Step 5: Inference with Fine-Tuned Model

After training, you can load the base model and apply your newly trained adapters for inference.

from peft import PeftModel

base_model = AutoModelForCausalLM.from_pretrained(model_id, device_map="auto", torch_dtype=torch.float16)
ft_model = PeftModel.from_pretrained(base_model, "final_adapters")

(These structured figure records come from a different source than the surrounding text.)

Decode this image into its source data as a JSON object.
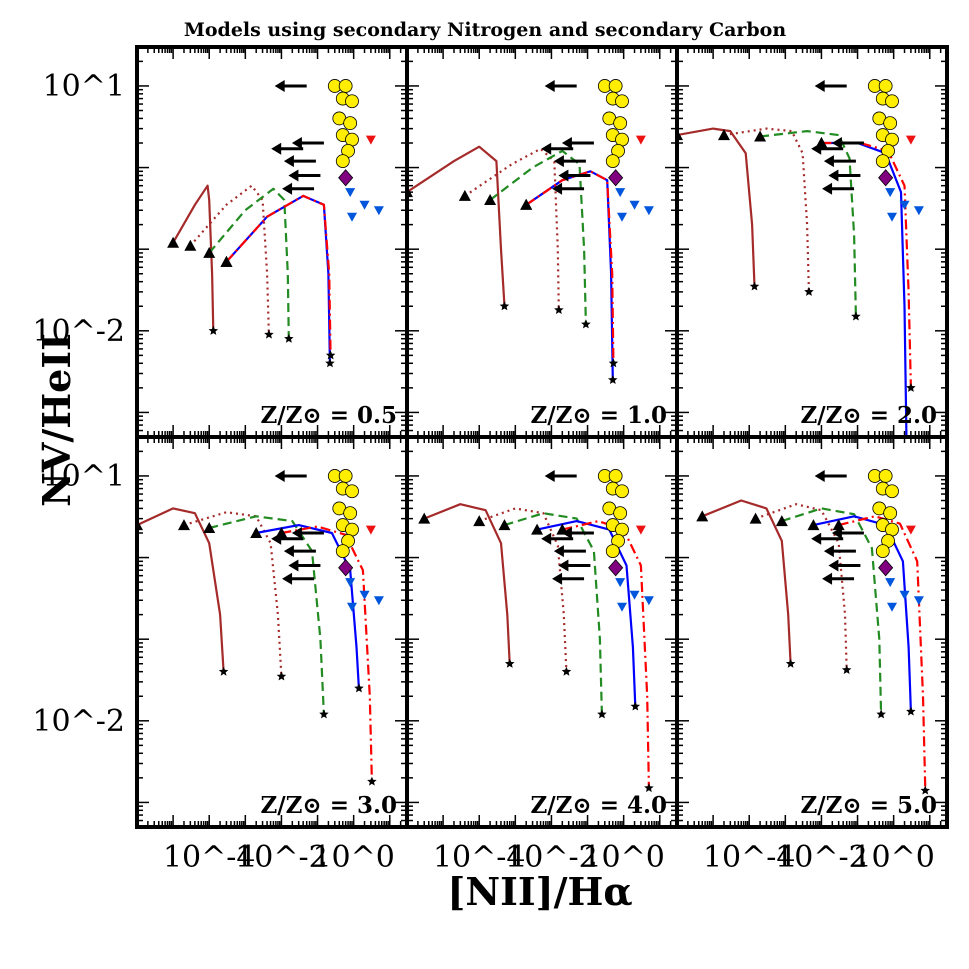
{
  "title": "Models using secondary Nitrogen and secondary Carbon",
  "chart_data": {
    "type": "line",
    "title": "Models using secondary Nitrogen and secondary Carbon",
    "xlabel": "[NII]/Hα",
    "ylabel": "NV/HeII",
    "xscale": "log",
    "yscale": "log",
    "xlim": [
      1e-06,
      30
    ],
    "ylim": [
      0.0005,
      30
    ],
    "x_ticks": [
      "10^-4",
      "10^-2",
      "10^0"
    ],
    "y_ticks": [
      "10^1",
      "10^-2"
    ],
    "grid": false,
    "layout": "2x3 panels, shared axes",
    "series_styles": [
      {
        "linestyle": "solid",
        "color": "#a52a2a"
      },
      {
        "linestyle": "dotted",
        "color": "#a52a2a"
      },
      {
        "linestyle": "dashed",
        "color": "#228b22"
      },
      {
        "linestyle": "solid",
        "color": "#0000ff"
      },
      {
        "linestyle": "dashdot",
        "color": "#ff0000"
      }
    ],
    "colors": {
      "track1": "#a52a2a",
      "track2": "#a52a2a",
      "track3": "#228b22",
      "track4": "#0000ff",
      "track5": "#ff0000",
      "obs_circle": "#ffee00",
      "obs_diamond": "#800080",
      "obs_blue": "#0055dd",
      "obs_red": "#ee1111"
    },
    "start_marker": "black triangle",
    "end_marker": "black star",
    "observations": {
      "yellow_circles": [
        [
          0.3,
          10
        ],
        [
          0.6,
          10
        ],
        [
          0.5,
          7
        ],
        [
          0.9,
          6.5
        ],
        [
          0.4,
          4
        ],
        [
          0.8,
          3.5
        ],
        [
          0.5,
          2.5
        ],
        [
          0.9,
          2.2
        ],
        [
          0.7,
          1.6
        ],
        [
          0.5,
          1.2
        ]
      ],
      "upper_limit_arrows": [
        [
          0.05,
          10
        ],
        [
          0.15,
          2
        ],
        [
          0.04,
          1.7
        ],
        [
          0.09,
          1.2
        ],
        [
          0.12,
          0.8
        ],
        [
          0.08,
          0.55
        ]
      ],
      "purple_diamond": [
        [
          0.6,
          0.75
        ]
      ],
      "red_down_triangles": [
        [
          3,
          2.2
        ]
      ],
      "blue_down_triangles": [
        [
          0.8,
          0.5
        ],
        [
          2,
          0.35
        ],
        [
          5,
          0.3
        ],
        [
          0.9,
          0.25
        ]
      ]
    },
    "panels": [
      {
        "label": "Z/Z⊙ = 0.5",
        "series": [
          {
            "x": [
              1e-05,
              4e-05,
              9e-05,
              0.0001,
              0.00012,
              0.00013
            ],
            "y": [
              0.12,
              0.35,
              0.6,
              0.4,
              0.05,
              0.01
            ]
          },
          {
            "x": [
              3e-05,
              0.0003,
              0.0015,
              0.003,
              0.004,
              0.0045
            ],
            "y": [
              0.11,
              0.35,
              0.6,
              0.4,
              0.05,
              0.009
            ]
          },
          {
            "x": [
              0.0001,
              0.001,
              0.006,
              0.012,
              0.015,
              0.016
            ],
            "y": [
              0.09,
              0.3,
              0.55,
              0.4,
              0.05,
              0.008
            ]
          },
          {
            "x": [
              0.0003,
              0.004,
              0.04,
              0.15,
              0.2,
              0.22
            ],
            "y": [
              0.07,
              0.25,
              0.45,
              0.35,
              0.05,
              0.004
            ]
          },
          {
            "x": [
              0.0003,
              0.004,
              0.04,
              0.15,
              0.21,
              0.23
            ],
            "y": [
              0.07,
              0.25,
              0.45,
              0.35,
              0.05,
              0.005
            ]
          }
        ]
      },
      {
        "label": "Z/Z⊙ = 1.0",
        "series": [
          {
            "x": [
              1e-06,
              2e-05,
              0.0001,
              0.0003,
              0.0004,
              0.0005
            ],
            "y": [
              0.5,
              1.2,
              1.8,
              1.2,
              0.1,
              0.02
            ]
          },
          {
            "x": [
              4e-05,
              0.0008,
              0.005,
              0.012,
              0.015,
              0.016
            ],
            "y": [
              0.45,
              1.1,
              1.7,
              1.2,
              0.1,
              0.018
            ]
          },
          {
            "x": [
              0.0002,
              0.003,
              0.02,
              0.06,
              0.08,
              0.09
            ],
            "y": [
              0.4,
              1.0,
              1.6,
              1.1,
              0.1,
              0.012
            ]
          },
          {
            "x": [
              0.002,
              0.02,
              0.12,
              0.35,
              0.45,
              0.5
            ],
            "y": [
              0.35,
              0.7,
              0.9,
              0.7,
              0.05,
              0.0025
            ]
          },
          {
            "x": [
              0.002,
              0.02,
              0.12,
              0.35,
              0.48,
              0.52
            ],
            "y": [
              0.35,
              0.7,
              0.9,
              0.7,
              0.05,
              0.004
            ]
          }
        ]
      },
      {
        "label": "Z/Z⊙ = 2.0",
        "series": [
          {
            "x": [
              1e-06,
              1e-05,
              3e-05,
              8e-05,
              0.00012,
              0.00014
            ],
            "y": [
              2.5,
              3.0,
              2.8,
              1.5,
              0.2,
              0.035
            ]
          },
          {
            "x": [
              2e-05,
              0.0003,
              0.0015,
              0.003,
              0.004,
              0.0045
            ],
            "y": [
              2.5,
              3.0,
              2.8,
              1.5,
              0.2,
              0.03
            ]
          },
          {
            "x": [
              0.0002,
              0.004,
              0.03,
              0.06,
              0.08,
              0.09
            ],
            "y": [
              2.4,
              2.8,
              2.5,
              1.3,
              0.15,
              0.015
            ]
          },
          {
            "x": [
              0.01,
              0.1,
              0.6,
              1.6,
              2.0,
              2.3
            ],
            "y": [
              2.0,
              2.0,
              1.5,
              0.5,
              0.02,
              0.0003
            ]
          },
          {
            "x": [
              0.01,
              0.12,
              0.7,
              2.0,
              2.6,
              3.0
            ],
            "y": [
              2.0,
              2.0,
              1.6,
              0.6,
              0.03,
              0.002
            ]
          }
        ]
      },
      {
        "label": "Z/Z⊙ = 3.0",
        "series": [
          {
            "x": [
              1e-06,
              1e-05,
              4e-05,
              0.0001,
              0.0002,
              0.00025
            ],
            "y": [
              2.5,
              4.0,
              3.5,
              1.5,
              0.2,
              0.04
            ]
          },
          {
            "x": [
              2e-05,
              0.0003,
              0.002,
              0.005,
              0.008,
              0.01
            ],
            "y": [
              2.5,
              3.6,
              3.2,
              1.5,
              0.2,
              0.035
            ]
          },
          {
            "x": [
              0.0001,
              0.002,
              0.02,
              0.07,
              0.12,
              0.15
            ],
            "y": [
              2.3,
              3.2,
              2.8,
              1.2,
              0.1,
              0.012
            ]
          },
          {
            "x": [
              0.002,
              0.03,
              0.25,
              0.8,
              1.2,
              1.4
            ],
            "y": [
              2.0,
              2.5,
              2.0,
              0.7,
              0.08,
              0.025
            ]
          },
          {
            "x": [
              0.01,
              0.1,
              0.6,
              1.8,
              2.8,
              3.2
            ],
            "y": [
              2.0,
              2.4,
              1.9,
              0.7,
              0.02,
              0.0018
            ]
          }
        ]
      },
      {
        "label": "Z/Z⊙ = 4.0",
        "series": [
          {
            "x": [
              3e-06,
              3e-05,
              0.00015,
              0.0004,
              0.0006,
              0.0007
            ],
            "y": [
              3.0,
              4.5,
              3.8,
              1.5,
              0.2,
              0.05
            ]
          },
          {
            "x": [
              0.0001,
              0.001,
              0.006,
              0.015,
              0.022,
              0.026
            ],
            "y": [
              2.8,
              4.0,
              3.5,
              1.4,
              0.2,
              0.04
            ]
          },
          {
            "x": [
              0.0005,
              0.006,
              0.05,
              0.15,
              0.22,
              0.25
            ],
            "y": [
              2.5,
              3.5,
              3.0,
              1.2,
              0.1,
              0.012
            ]
          },
          {
            "x": [
              0.004,
              0.05,
              0.4,
              1.2,
              1.8,
              2.1
            ],
            "y": [
              2.2,
              2.8,
              2.2,
              0.8,
              0.08,
              0.015
            ]
          },
          {
            "x": [
              0.02,
              0.2,
              1.0,
              3.0,
              4.5,
              5.0
            ],
            "y": [
              2.2,
              2.8,
              2.2,
              0.8,
              0.02,
              0.0015
            ]
          }
        ]
      },
      {
        "label": "Z/Z⊙ = 5.0",
        "series": [
          {
            "x": [
              5e-06,
              6e-05,
              0.0003,
              0.0008,
              0.0012,
              0.0014
            ],
            "y": [
              3.2,
              5.0,
              4.0,
              1.6,
              0.2,
              0.05
            ]
          },
          {
            "x": [
              0.00015,
              0.002,
              0.01,
              0.03,
              0.045,
              0.05
            ],
            "y": [
              3.0,
              4.5,
              3.8,
              1.5,
              0.2,
              0.042
            ]
          },
          {
            "x": [
              0.0008,
              0.01,
              0.08,
              0.25,
              0.4,
              0.45
            ],
            "y": [
              2.8,
              4.0,
              3.4,
              1.3,
              0.1,
              0.012
            ]
          },
          {
            "x": [
              0.006,
              0.08,
              0.6,
              1.8,
              2.6,
              3.0
            ],
            "y": [
              2.5,
              3.2,
              2.5,
              0.9,
              0.08,
              0.013
            ]
          },
          {
            "x": [
              0.03,
              0.3,
              1.5,
              4.5,
              6.5,
              7.5
            ],
            "y": [
              2.5,
              3.2,
              2.6,
              0.9,
              0.02,
              0.0014
            ]
          }
        ]
      }
    ]
  }
}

inputs = tokenizer("Patient asks: What are the side effects of Lisinopril? Doctor says:", return_tensors="pt").to("cuda")
outputs = ft_model.generate(**inputs, max_new_tokens=100)
print(tokenizer.decode(outputs[0], skip_special_tokens=True))

Conclusion

By leveraging QLoRA and the SFTTrainer, you can fine-tune massive open-source clinical models on your hospital's proprietary data locally, securely, and cheaply.